Want an example? Look no further than the jumper Essendon will wear for the 2017 match, where a car logo has been planted on poppies symbolising the club’s war dead.

Lest We Forget, Kia.

Disappointingly, the AFL has bent the rules on Anzac Day.

With a ban on matches in Victoria starting before 1pm, they staged a 2015 clash between St Kilda and Sydney in Wellington, one of FIVE matches on the day.

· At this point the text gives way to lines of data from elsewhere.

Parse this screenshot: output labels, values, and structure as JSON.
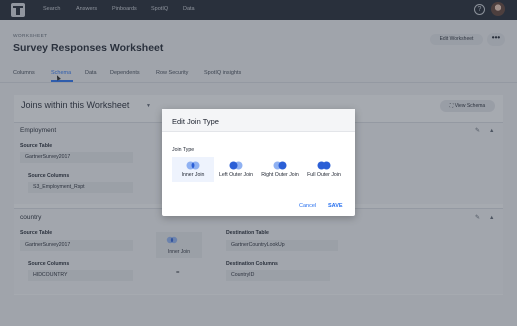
{
  "nav": {
    "items": [
      "Search",
      "Answers",
      "Pinboards",
      "SpotIQ",
      "Data"
    ],
    "help_icon": "question-circle-icon"
  },
  "header": {
    "breadcrumb": "WORKSHEET",
    "title": "Survey Responses Worksheet",
    "edit_button": "Edit Worksheet",
    "more_button": "•••"
  },
  "tabs": [
    "Columns",
    "Schema",
    "Data",
    "Dependents",
    "Row Security",
    "SpotIQ insights"
  ],
  "active_tab": "Schema",
  "joins": {
    "title": "Joins within this Worksheet",
    "view_schema": "View Schema",
    "cards": [
      {
        "name": "Employment",
        "source_table_label": "Source Table",
        "source_table": "GartnerSurvey2017",
        "source_columns_label": "Source Columns",
        "source_column": "S3_Employment_Rspt"
      },
      {
        "name": "country",
        "source_table_label": "Source Table",
        "source_table": "GartnerSurvey2017",
        "source_columns_label": "Source Columns",
        "source_column": "HIDCOUNTRY",
        "join_type": "Inner Join",
        "equals": "=",
        "dest_table_label": "Destination Table",
        "dest_table": "GartnerCountryLookUp",
        "dest_columns_label": "Destination Columns",
        "dest_column": "CountryID"
      }
    ]
  },
  "modal": {
    "title": "Edit Join Type",
    "join_type_label": "Join Type",
    "options": [
      "Inner Join",
      "Left Outer Join",
      "Right Outer Join",
      "Full Outer Join"
    ],
    "selected": "Inner Join",
    "cancel": "Cancel",
    "save": "SAVE"
  },
  "colors": {
    "nav_bg": "#1d232f",
    "accent": "#2770ef",
    "venn_dark": "#2b5fd6",
    "venn_light": "#8fb1f2"
  }
}
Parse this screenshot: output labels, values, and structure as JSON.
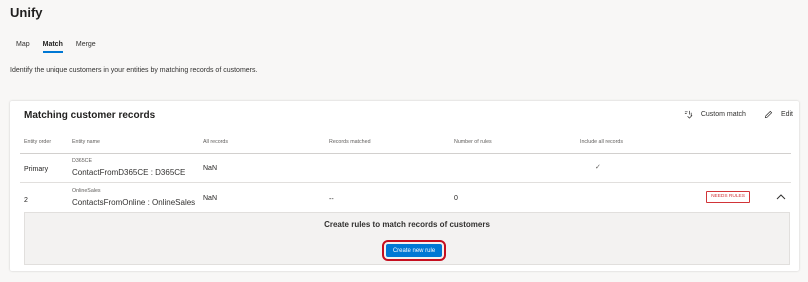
{
  "app": {
    "title": "Unify"
  },
  "tabs": [
    {
      "label": "Map",
      "active": false
    },
    {
      "label": "Match",
      "active": true
    },
    {
      "label": "Merge",
      "active": false
    }
  ],
  "description": "Identify the unique customers in your entities by matching records of customers.",
  "card": {
    "title": "Matching customer records",
    "actions": {
      "custom_match": "Custom match",
      "edit": "Edit"
    },
    "columns": [
      "Entity order",
      "Entity name",
      "All records",
      "Records matched",
      "Number of rules",
      "Include all records"
    ],
    "rows": [
      {
        "order": "Primary",
        "entity_source": "D365CE",
        "entity_name": "ContactFromD365CE : D365CE",
        "all_records": "NaN",
        "records_matched": "",
        "rules": "",
        "include_all": "✓"
      },
      {
        "order": "2",
        "entity_source": "OnlineSales",
        "entity_name": "ContactsFromOnline : OnlineSales",
        "all_records": "NaN",
        "records_matched": "--",
        "rules": "0",
        "include_all": "",
        "badge": "NEEDS RULES"
      }
    ],
    "panel": {
      "title": "Create rules to match records of customers",
      "button": "Create new rule"
    }
  },
  "colors": {
    "accent": "#0078d4",
    "badge": "#d13438",
    "highlight": "#c50f1f"
  }
}
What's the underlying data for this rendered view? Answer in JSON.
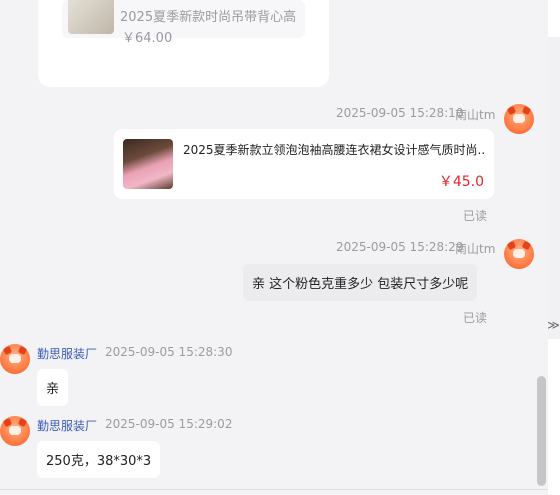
{
  "prev_card": {
    "title": "2025夏季新款时尚吊带背心高",
    "price": "￥64.00"
  },
  "messages": [
    {
      "kind": "product",
      "side": "right",
      "time": "2025-09-05 15:28:10",
      "sender": "南山tm",
      "product_title": "2025夏季新款立领泡泡袖高腰连衣裙女设计感气质时尚...",
      "product_price": "￥45.0",
      "status": "已读"
    },
    {
      "kind": "text",
      "side": "right",
      "time": "2025-09-05 15:28:29",
      "sender": "南山tm",
      "text": "亲 这个粉色克重多少  包装尺寸多少呢",
      "status": "已读"
    },
    {
      "kind": "text",
      "side": "left",
      "sender": "勤思服装厂",
      "time": "2025-09-05 15:28:30",
      "text": "亲"
    },
    {
      "kind": "text",
      "side": "left",
      "sender": "勤思服装厂",
      "time": "2025-09-05 15:29:02",
      "text": "250克，38*30*3"
    }
  ],
  "collapse_glyph": "≫",
  "colors": {
    "price_red": "#e3262b",
    "seller_name_blue": "#3a5ab8",
    "avatar_orange": "#ff7d45",
    "my_bubble": "#ececef"
  },
  "icons": {
    "avatar": "fox-cat-orange-avatar-icon",
    "collapse": "double-chevron-right-icon"
  }
}
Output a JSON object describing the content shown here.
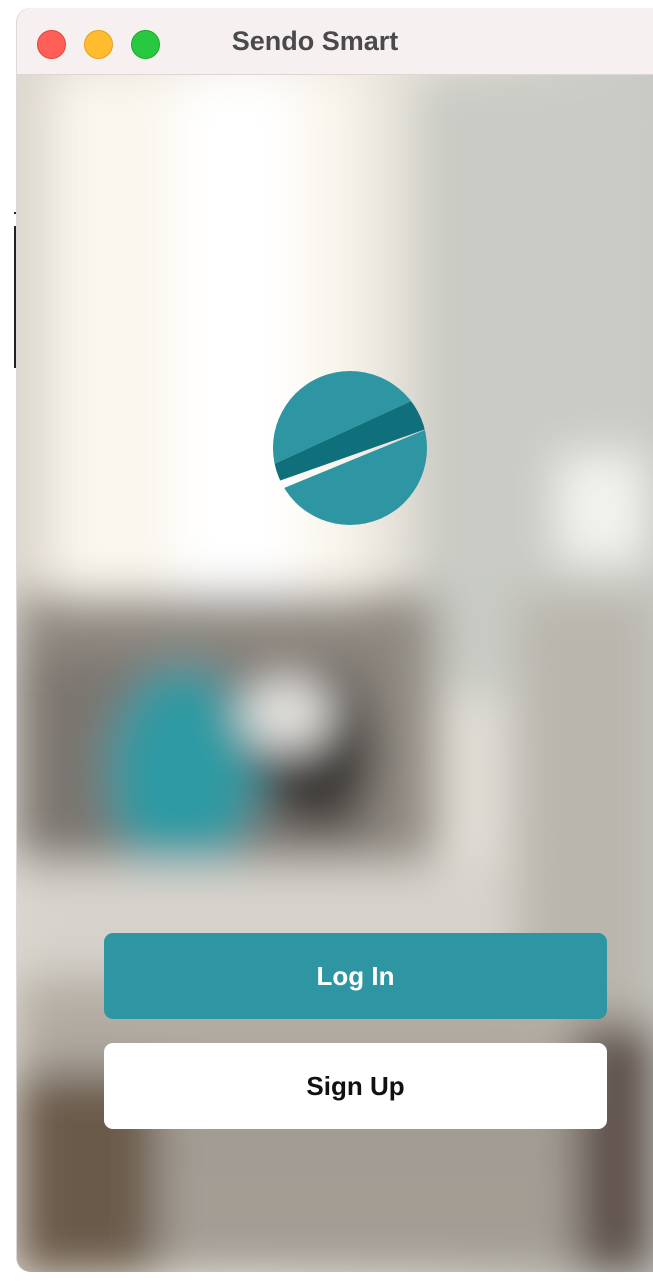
{
  "window": {
    "title": "Sendo Smart",
    "controls": [
      "close",
      "minimize",
      "maximize"
    ]
  },
  "logo": {
    "icon": "sendo-logo-icon",
    "color": "#2e96a3"
  },
  "actions": {
    "login_label": "Log In",
    "signup_label": "Sign Up"
  },
  "colors": {
    "accent": "#2e96a3",
    "titlebar": "#f7f0f1"
  }
}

It started at 11am (Melbourne time), when the diggers were still marching up St Kilda Road to commemorate 100 years since the Gallipoli landings.

The financial windfalls from providing sports media content to broadcasters were more important than the Centenary’s marches and commemorative services.

Fair play to our neighbours across the Tasman; they know how to respect Anzac Day.

Margaret Harris is ex-Kiwi military and a Phd student at Monash University whose thesis explores the Anzacs.

Harris told The New Daily that in “New Zealand sport and war aren’t symbolically linked” as in Australia.

“New Zealand avoids playing sporting games on Anzac Day because it is frowned on more generally by society,” she said.

“Anzac Day in New Zealand doesn’t have the celebratory nationalism that is present in Australian Anzac practice.”

Instead, Harris adds, “Anzac day … is a day for mourning”.

It’s about time Australia followed the Kiwi lead.

Next year, how about an Anzac Day without sport? It’s not a day for footy parochialism, corporate grandstanding or celebratory nationalism.

It’s about remembrance of our war dead.

Dr Tom Heenan teaches sports studies at Monash University.